El director del Conicet Rosario, Guillermo Labadié, afirmó que entre enero y mayo de 2025 se registraron 12 bajas de personal en el Centro Científico Tecnológico ubicado en Ocampo y Esmeralda, en la ciudad de Rosario. Eso representa un promedio de dos renuncias por mes. Entre los desvinculados se contabilizaron seis investigadores, dos empleados de apoyo, dos becarios y dos contratados para tareas administrativas o de mantenimiento.
Labadié señaló que la pérdida de personal es parte de un proceso que comenzó en 2024. Ese año dejaron el organismo 33 personas, entre ellas 15 investigadores. En lo que va de 2025, la cifra asciende a 34, con siete investigadores y 21 becarios. En total, en los últimos dos años el Conicet Rosario registró 78 bajas.

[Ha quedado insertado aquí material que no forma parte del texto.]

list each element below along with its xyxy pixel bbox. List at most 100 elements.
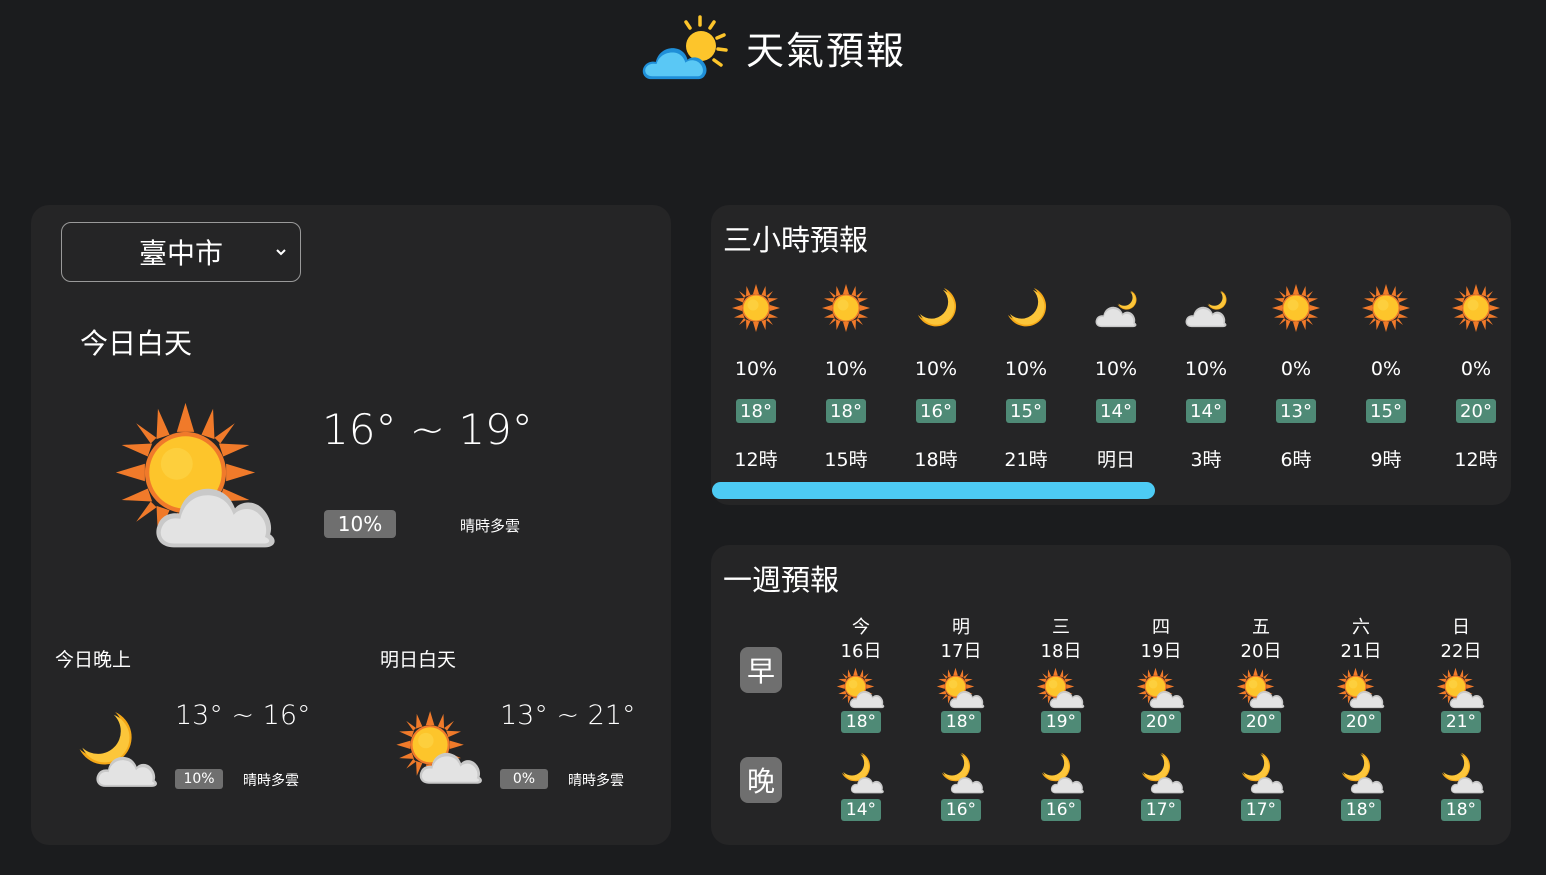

El 69 % de las desvinculaciones correspondió a renuncias voluntarias. Labadié indicó que las causas principales son los bajos salarios y la falta de financiamiento para proyectos de investigación, lo que lleva a los trabajadores a buscar oportunidades en el sector privado o en el exterior. “Nuestros institutos de investigación tienen alrededor de entre 15 y 20 científicos, así que es como haber cerrado un par de institutos”, declaró.
El Conicet Rosario emplea a unas 800 personas distribuidas en 13 institutos de investigación, que dependen del Consejo Nacional de Investigaciones Científicas y Técnicas y de la Universidad Nacional de Rosario (UNR). Labadié, quien asumió la dirección en marzo de 2024, es doctor y licenciado en química, y también se desempeña como vicedirector del Instituto de Química Rosario (IQUIR, Conicet-UNR).

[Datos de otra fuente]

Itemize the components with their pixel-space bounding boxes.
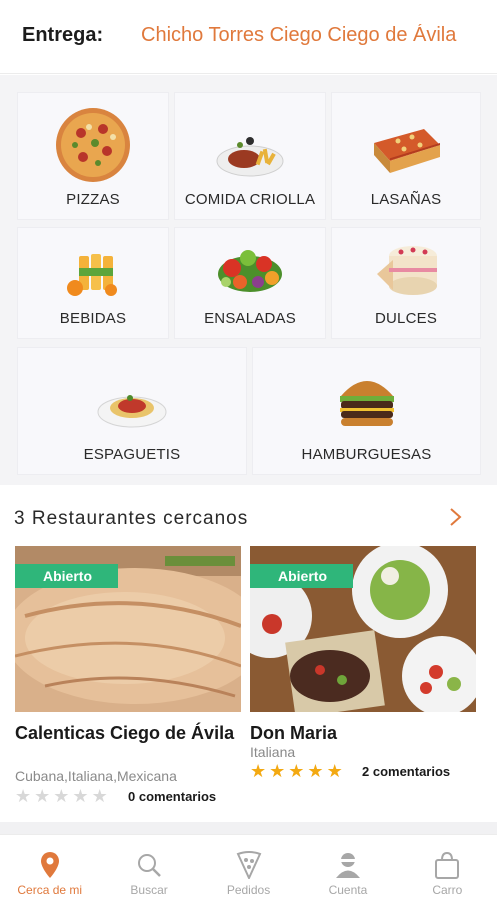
star-icon: ★ — [91, 786, 108, 806]
nav-pedidos[interactable]: Pedidos — [199, 835, 298, 900]
star-icon: ★ — [15, 786, 32, 806]
category-hamburguesas[interactable]: HAMBURGUESAS — [252, 347, 481, 475]
open-status-badge: Abierto — [250, 564, 353, 588]
restaurant-name: Calenticas Ciego de Ávila — [15, 723, 235, 743]
nav-label: Cerca de mi — [17, 883, 83, 897]
category-label: BEBIDAS — [59, 310, 127, 327]
open-status-badge: Abierto — [15, 564, 118, 588]
category-label: COMIDA CRIOLLA — [184, 191, 316, 208]
nav-cuenta[interactable]: Cuenta — [298, 835, 397, 900]
location-pin-icon — [37, 851, 63, 879]
delivery-label: Entrega: — [22, 24, 104, 46]
category-lasanas[interactable]: LASAÑAS — [331, 92, 481, 220]
restaurant-name: Don Maria — [250, 723, 338, 743]
user-icon — [335, 851, 361, 879]
star-icon: ★ — [288, 761, 305, 781]
nav-label: Buscar — [130, 883, 168, 897]
spaghetti-icon — [96, 384, 168, 430]
lasagna-icon — [368, 121, 444, 179]
rating-stars: ★ ★ ★ ★ ★ — [250, 762, 343, 780]
category-grid: PIZZAS COMIDA CRIOLLA LASAÑAS BEBIDAS EN… — [0, 75, 497, 485]
category-bebidas[interactable]: BEBIDAS — [17, 227, 169, 339]
category-label: HAMBURGUESAS — [301, 446, 432, 463]
star-icon: ★ — [326, 761, 343, 781]
category-espaguetis[interactable]: ESPAGUETIS — [17, 347, 247, 475]
category-ensaladas[interactable]: ENSALADAS — [174, 227, 326, 339]
nav-label: Cuenta — [328, 883, 368, 897]
restaurant-cuisine: Italiana — [250, 744, 296, 760]
pizza-slice-icon — [236, 851, 262, 879]
comments-count[interactable]: 2 comentarios — [362, 764, 450, 779]
delivery-address[interactable]: Chicho Torres Ciego Ciego de Ávila — [141, 24, 481, 47]
category-label: ESPAGUETIS — [83, 446, 181, 463]
category-dulces[interactable]: DULCES — [331, 227, 481, 339]
rating-stars: ★ ★ ★ ★ ★ — [15, 787, 108, 805]
star-icon: ★ — [72, 786, 89, 806]
nearby-restaurants-title: 3 Restaurantes cercanos — [14, 508, 249, 529]
category-label: LASAÑAS — [370, 191, 442, 208]
star-icon: ★ — [34, 786, 51, 806]
cake-icon — [371, 242, 441, 300]
drinks-icon — [65, 250, 121, 298]
section-divider — [0, 822, 497, 834]
comments-count[interactable]: 0 comentarios — [128, 789, 216, 804]
nav-buscar[interactable]: Buscar — [99, 835, 198, 900]
category-label: DULCES — [374, 310, 438, 327]
category-label: PIZZAS — [66, 191, 120, 208]
star-icon: ★ — [269, 761, 286, 781]
search-icon — [136, 851, 162, 879]
chevron-right-icon[interactable] — [446, 506, 466, 528]
bottom-navigation: Cerca de mi Buscar Pedidos Cuenta Carro — [0, 834, 497, 900]
nav-carro[interactable]: Carro — [398, 835, 497, 900]
salad-icon — [214, 242, 286, 298]
nav-cerca-de-mi[interactable]: Cerca de mi — [0, 835, 99, 900]
nav-label: Pedidos — [226, 883, 271, 897]
app-header: Entrega: Chicho Torres Ciego Ciego de Áv… — [0, 0, 497, 74]
category-label: ENSALADAS — [204, 310, 296, 327]
nav-label: Carro — [432, 883, 463, 897]
category-comida-criolla[interactable]: COMIDA CRIOLLA — [174, 92, 326, 220]
pizza-icon — [53, 105, 133, 185]
burger-icon — [335, 370, 399, 430]
restaurant-cuisine: Cubana,Italiana,Mexicana — [15, 768, 177, 784]
shopping-bag-icon — [434, 851, 460, 879]
star-icon: ★ — [307, 761, 324, 781]
star-icon: ★ — [53, 786, 70, 806]
creole-food-icon — [214, 131, 286, 179]
star-icon: ★ — [250, 761, 267, 781]
category-pizzas[interactable]: PIZZAS — [17, 92, 169, 220]
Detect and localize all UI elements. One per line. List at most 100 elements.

El director explicó que el organismo enfrenta un recorte presupuestario y una caída del poder de compra de salarios y becas, estimada en un 40 %. Además, afirmó que las convocatorias para financiar proyectos de investigación se interrumpieron. La última convocatoria (número 23) fue cancelada tras sucesivas prórrogas, y la anterior (número 22) nunca recibió los fondos asignados. “Tenemos los edificios, la infraestructura y el personal, pero no tenemos recursos disponibles para comprar los descartables o los reactivos que usamos en los laboratorios”, sostuvo.
Labadié advirtió que la pérdida de recursos humanos afecta la producción de conocimiento a largo plazo. “Formar un investigador te lleva por lo menos cinco años de doctorado y tres de posdoctorado, eso son ocho o nueve años. Si esos procesos se cortan, volver a ponerlos en marcha lleva muchísimo tiempo”, indicó. Agregó que “los hallazgos de nuestras investigaciones tienen que ver con proyectos que se iniciaron cinco o seis años atrás, por eso el impacto de lo que se está haciendo ahora lo veremos en cinco o seis años”.
El director calificó la situación actual como inédita en la historia del organismo. “Hay una situación salarial muy mala y, por otro lado, no están dadas las condiciones mínimas para desarrollar el trabajo científico. Nunca, en otro momento, habíamos tenido esos dos problemas juntos”, subrayó.